La signora dei biglietti colorati
Salgo sul treno verso Firenze e me la ritrovo seduta di fronte.
È una signora distinta, molto ben curata. Alza gli occhi per salutarmi. Buon giorno. Buon giorno a lei. E riabbassa la testa e ritorna a scrivere.
Sta scrivendo a mano, non su una tastiera di un portatile come quasi tutte le altre persone della prima classe.Una papermate scorre dolcemente sulla carta. Una scrittura lineare sta lasciando solchi indelebili di pensieri su un foglio di carta. Colore rosa.

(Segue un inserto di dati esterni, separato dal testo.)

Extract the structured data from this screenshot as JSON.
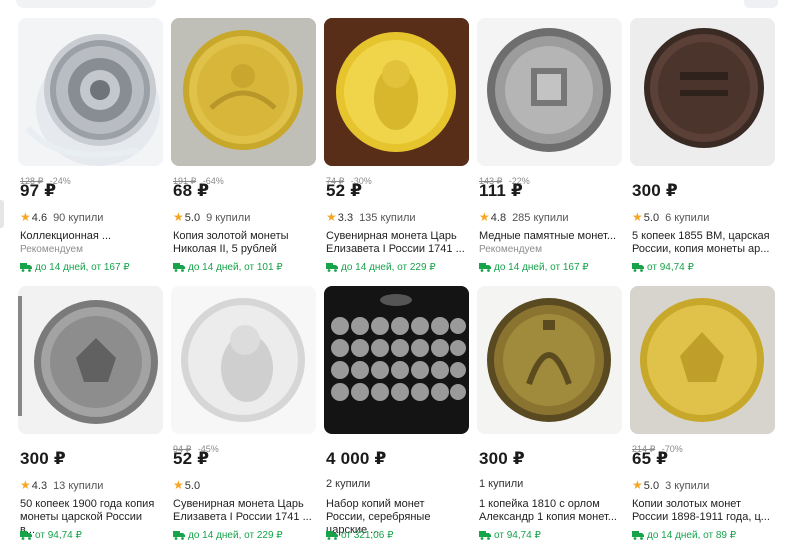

Parola dopo parola la signora strappa una decina di foglietti intrisi di inchiostro.Nel silenzio della cabina assaporo il rumore della penna a sfera saltellare allegramente qua e là. È uno di quei suoni che è sfuggito dal nostro tempo, estinto grazie all’avvento del computer. “Grazie”, per modo di dire, ovviamente.
La signora è un medico, lo capisco dall’invito a partecipare oggi ad un convegno scientifico a Roma che appare sul tavolo. È partita da Verona. Arriverà alle 11. E nel frattempo, isolata dal mondo, scrive, scrive lettere credo. Poi mi sorprende. Ricopia le parole lasciate sui fogli rosa su altri foglietti, di colore verde. Meticolosamente. È concentrata. Guarda quello che ha scritto poco prima e lo riporta esattamente sui nuovi foglietti di un altro colore.Una volta finito di ricopiare il tutto, prende quelli rosa e li strappa in più e più parti e li deposita nel posacenere sotto il finestrino. Piega invece quelli verdi e li pone in una busta sulla quale scrive il destinatario.
Da Mantova a Firenze fa la stessa cosa per ben tre volte. Non so perché, ma il tutto mi rimane impresso nella mente. Ci trovo non so… un qualcosa di poetico. Si può dire?Penso di sì. Gesti semplicissimi, forse di altri tempi, con un non so che di mistero per quelle parole duplicate su foglietti diversi colorati di rosa e verde. Sono arrivato. Scendo. Ci sorridiamo. Arrivederci, signora dei biglietti colorati.